Numa rede interna, em condições ideais, o intervalo entre apertar o botão do mouse e a execução de uma tarefa programada vai de dois a três segundos. Numa rede como a Internet, com seus gargalos de transmissão, ele pode ser dez vezes maior. “Com a atual capacidade de transmissão das redes, operar uma máquina industrial distância ainda é inviável”, informa Oliveira.

Ele prossegue: “Esses equipamentos geralmente exigem grande precisão de movimentos, o que ainda não se consegue numa rede.

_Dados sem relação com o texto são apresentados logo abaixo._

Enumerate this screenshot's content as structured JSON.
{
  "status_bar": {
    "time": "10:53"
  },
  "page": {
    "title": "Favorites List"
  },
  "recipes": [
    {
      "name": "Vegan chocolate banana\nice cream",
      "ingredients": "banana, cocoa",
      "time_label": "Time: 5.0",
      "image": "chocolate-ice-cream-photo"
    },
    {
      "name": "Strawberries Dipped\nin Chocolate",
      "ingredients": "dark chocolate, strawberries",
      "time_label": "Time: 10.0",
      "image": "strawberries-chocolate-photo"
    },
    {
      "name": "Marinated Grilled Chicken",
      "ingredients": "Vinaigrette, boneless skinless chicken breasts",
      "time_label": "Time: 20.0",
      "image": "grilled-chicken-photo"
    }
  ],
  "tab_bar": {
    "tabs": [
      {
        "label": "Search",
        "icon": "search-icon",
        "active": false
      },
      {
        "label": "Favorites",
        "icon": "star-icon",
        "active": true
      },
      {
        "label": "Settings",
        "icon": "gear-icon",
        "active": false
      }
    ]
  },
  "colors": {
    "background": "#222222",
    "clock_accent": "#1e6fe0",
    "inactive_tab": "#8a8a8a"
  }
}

Para controlar o braço de um robô, por exemplo, a posição vista no monitor do computador está atrasada 20 segundos com relação à posição real”.É um problema muito mais complexo do que acionar equipamentos como lâmpadas elétricas e cafeteiras a distância, como se vê nas chamadas casas do futuro. “Se uma peça for usinada com apenas alguns décimos de milímetro a mais, não se encaixará bem e todo o lote será perdido”, diz o professor.

Para ele, a fábrica governada a distância pode transformar-se em realidade a qualquer momento. “Depende apenas de mais um salto tecnológico”, comenta. “Ninguém pode prever quando isso vai acontecer, de que tamanho será o próximo salto e quais serão suas conseqüências, mas que ele virá, virá.”

O Numa é composto por vários grupos que desenvolvem soluções técnicas para otimizar processos produtivos, reduzir impactos ambientais e promover a cooperação entre empresas. Usa a rede das universidades em São Carlos com diversos objetivos, inclusive a integração entre seus participantes. Sediado na Escola de Engenharia da USP, o núcleo reúne também pesquisadores da Universidade Federal de São Carlos, Unicamp, Universidade Metodista de Piracicaba (Unimep) e Universidade de Aachen, na Alemanha.